After his success with Paradroid, Andrew Braybrook comes up trumps again. After we read the review and the 94% score it got in Zzap!64, me and my mate headed straight into town to get this for his Commodore 64. We were allowed to play it on his big downstairs telly and I still remember being blown away by the graphics - it was like having an arcade machine at home.
The plot goes that fifteen enemy super-dreadnought starships have gathered in the solar system and are draining minerals from the planet cores. Each of the super-dreadnoughts is named after a metal, culminating with the titular (and fictional) Uridium. As per usual it falls on your shoulders to take a lone starfighter and destroy the enemy vessels.
Uridium takes place over the smoothly scrolling decks of these super-dreadnoughts. The game uses an unusual viewpoint as it is a side scroller viewed from above. You control a fighter called the Manta which is rather nippy and can travel in both directions. You start at one end of the enemy ship and have to travel to the other end strafing objects on the surface and downing waves of airborne enemies. Once enough of the enemy defences have been destroyed you get a 'Land Now!' message and can land on a runway at the back of the ship to presumably plant a device to destroy it.
|Attempting to out-manoeuvre a pesky homing mine.|
Once you have landed on the enemy vessel you can earn extra points in the form of a reaction test mini-game. You then take off and fly back over the dreadnought while it vaporises before heading off to the next one.
|Each level ends with a mini-game.|
This is one impressive game with outstanding graphics and good sound. The scrolling is fast and silky smooth running at 50fps - which is faster than my video clip. It can and does get frustrating when trying to get through the same gap or flying into the same wall time and again but once you memorise a layout you can get that bit further each time you play.
|The gaps are starting to get narrow.|
The Commodore 64 is far and away the best version of Uridium. The other 8-bit machines can't hope to match it graphically, lacking as they do the hardware scrolling and sprites.

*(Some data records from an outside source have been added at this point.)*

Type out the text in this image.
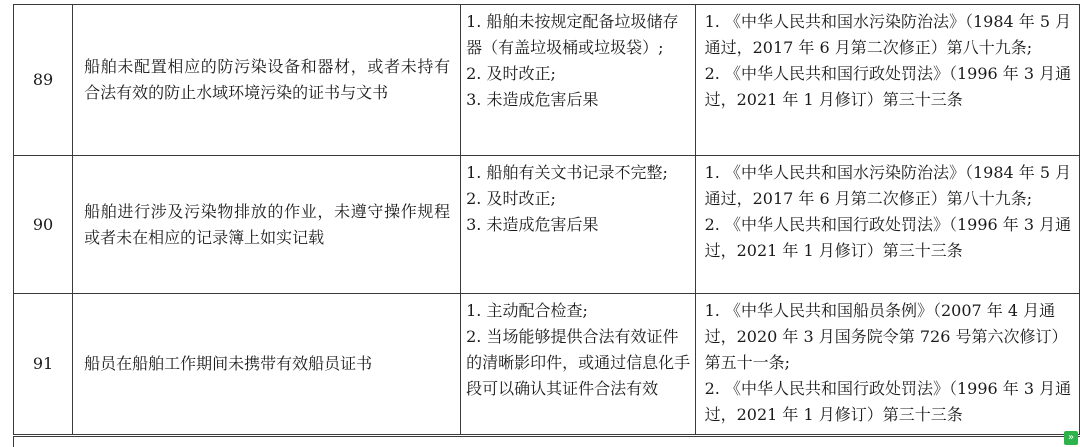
89	船舶未配置相应的防污染设备和器材，或者未持有合法有效的防止水域环境污染的证书与文书	1. 船舶未按规定配备垃圾储存器（有盖垃圾桶或垃圾袋）;
2. 及时改正;
3. 未造成危害后果	1. 《中华人民共和国水污染防治法》（1984 年 5 月通过，2017 年 6 月第二次修正）第八十九条;
2. 《中华人民共和国行政处罚法》（1996 年 3 月通过，2021 年 1 月修订）第三十三条

90	船舶进行涉及污染物排放的作业，未遵守操作规程或者未在相应的记录簿上如实记载	1. 船舶有关文书记录不完整;
2. 及时改正;
3. 未造成危害后果	1. 《中华人民共和国水污染防治法》（1984 年 5 月通过，2017 年 6 月第二次修正）第八十九条;
2. 《中华人民共和国行政处罚法》（1996 年 3 月通过，2021 年 1 月修订）第三十三条

91	船员在船舶工作期间未携带有效船员证书	1. 主动配合检查;
2. 当场能够提供合法有效证件的清晰影印件，或通过信息化手段可以确认其证件合法有效	1. 《中华人民共和国船员条例》（2007 年 4 月通过，2020 年 3 月国务院令第 726 号第六次修订）第五十一条;
2. 《中华人民共和国行政处罚法》（1996 年 3 月通过，2021 年 1 月修订）第三十三条
»
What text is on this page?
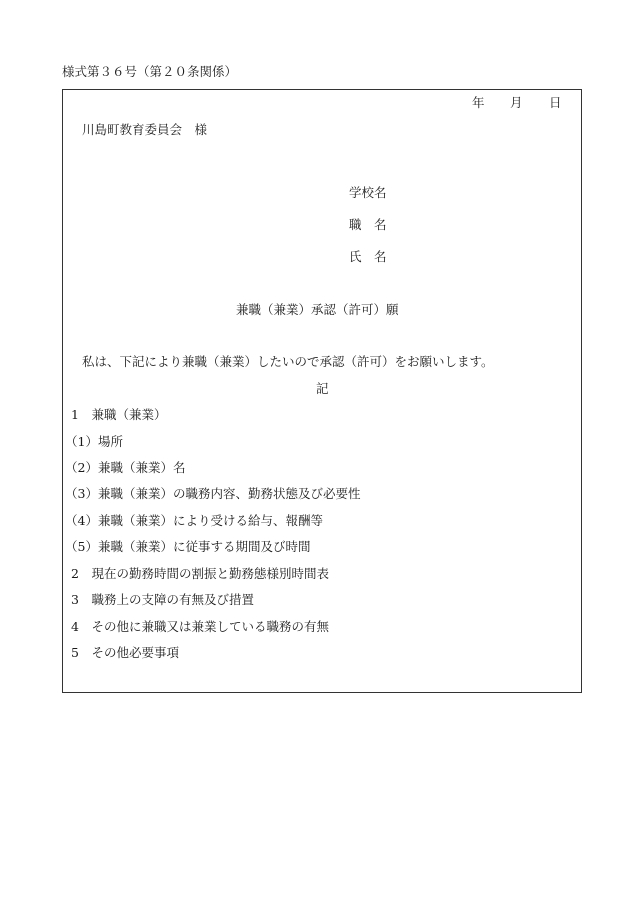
様式第３６号（第２０条関係）
年 月 日
川島町教育委員会　様
学校名
職　名
氏　名
兼職（兼業）承認（許可）願
私は、下記により兼職（兼業）したいので承認（許可）をお願いします。
記
1　兼職（兼業）
（1）場所
（2）兼職（兼業）名
（3）兼職（兼業）の職務内容、勤務状態及び必要性
（4）兼職（兼業）により受ける給与、報酬等
（5）兼職（兼業）に従事する期間及び時間
2　現在の勤務時間の割振と勤務態様別時間表
3　職務上の支障の有無及び措置
4　その他に兼職又は兼業している職務の有無
5　その他必要事項
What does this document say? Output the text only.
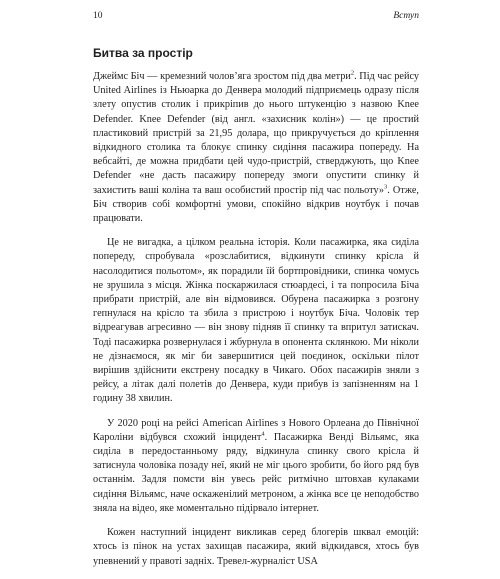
10	Вступ
Битва за простір

Джеймс Біч — кремезний чоловʼяга зростом під два метри$^2$. Під час рейсу United Airlines із Ньюарка до Денвера молодий підприємець одразу після злету опустив столик і прикріпив до нього штукенцію з назвою Knee Defender. Knee Defender (від англ. «захисник колін») — це простий пластиковий пристрій за 21,95 долара, що прикручується до кріплення відкидного столика та блокує спинку сидіння пасажира попереду. На вебсайті, де можна придбати цей чудо-пристрій, стверджують, що Knee Defender «не дасть пасажиру попереду змоги опустити спинку й захистить ваші коліна та ваш особистий простір під час польоту»$^3$. Отже, Біч створив собі комфортні умови, спокійно відкрив ноутбук і почав працювати.

Це не вигадка, а цілком реальна історія. Коли пасажирка, яка сиділа попереду, спробувала «розслабитися, відкинути спинку крісла й насолодитися польотом», як порадили їй бортпровідники, спинка чомусь не зрушила з місця. Жінка поскаржилася стюардесі, і та попросила Біча прибрати пристрій, але він відмовився. Обурена пасажирка з розгону гепнулася на крісло та збила з пристрою і ноутбук Біча. Чоловік тер відреагував агресивно — він знову підняв її спинку та впритул затискач. Тоді пасажирка розвернулася і жбурнула в опонента склянкою. Ми ніколи не дізнаємося, як міг би завершитися цей поєдинок, оскільки пілот вирішив здійснити екстрену посадку в Чикаго. Обох пасажирів зняли з рейсу, а літак далі полетів до Денвера, куди прибув із запізненням на 1 годину 38 хвилин.

У 2020 році на рейсі American Airlines з Нового Орлеана до Північної Кароліни відбувся схожий інцидент$^4$. Пасажирка Венді Вільямс, яка сиділа в передостанньому ряду, відкинула спинку свого крісла й затиснула чоловіка позаду неї, який не міг цього зробити, бо його ряд був останнім. Задля помсти він увесь рейс ритмічно штовхав кулаками сидіння Вільямс, наче оскаженілий метроном, а жінка все це неподобство зняла на відео, яке моментально підірвало інтернет.

Кожен наступний інцидент викликав серед блогерів шквал емоцій: хтось із пінок на устах захищав пасажира, який відкидався, хтось був упевнений у правоті задніх. Тревел-журналіст USA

The Atari ST version looks the same as the C64 but the game is so slow and cumbersome it feels like you're playing in treacle. Not to mention the worse scrolling and a lack of destruct sequence at the end of each level. A very, very lazy port indeed. A version also appeared in 1990 on the NES as The Last Starfighter with different sprites. It lacked that 'certain something' the C64 had and was ultimately a charmless version of the game.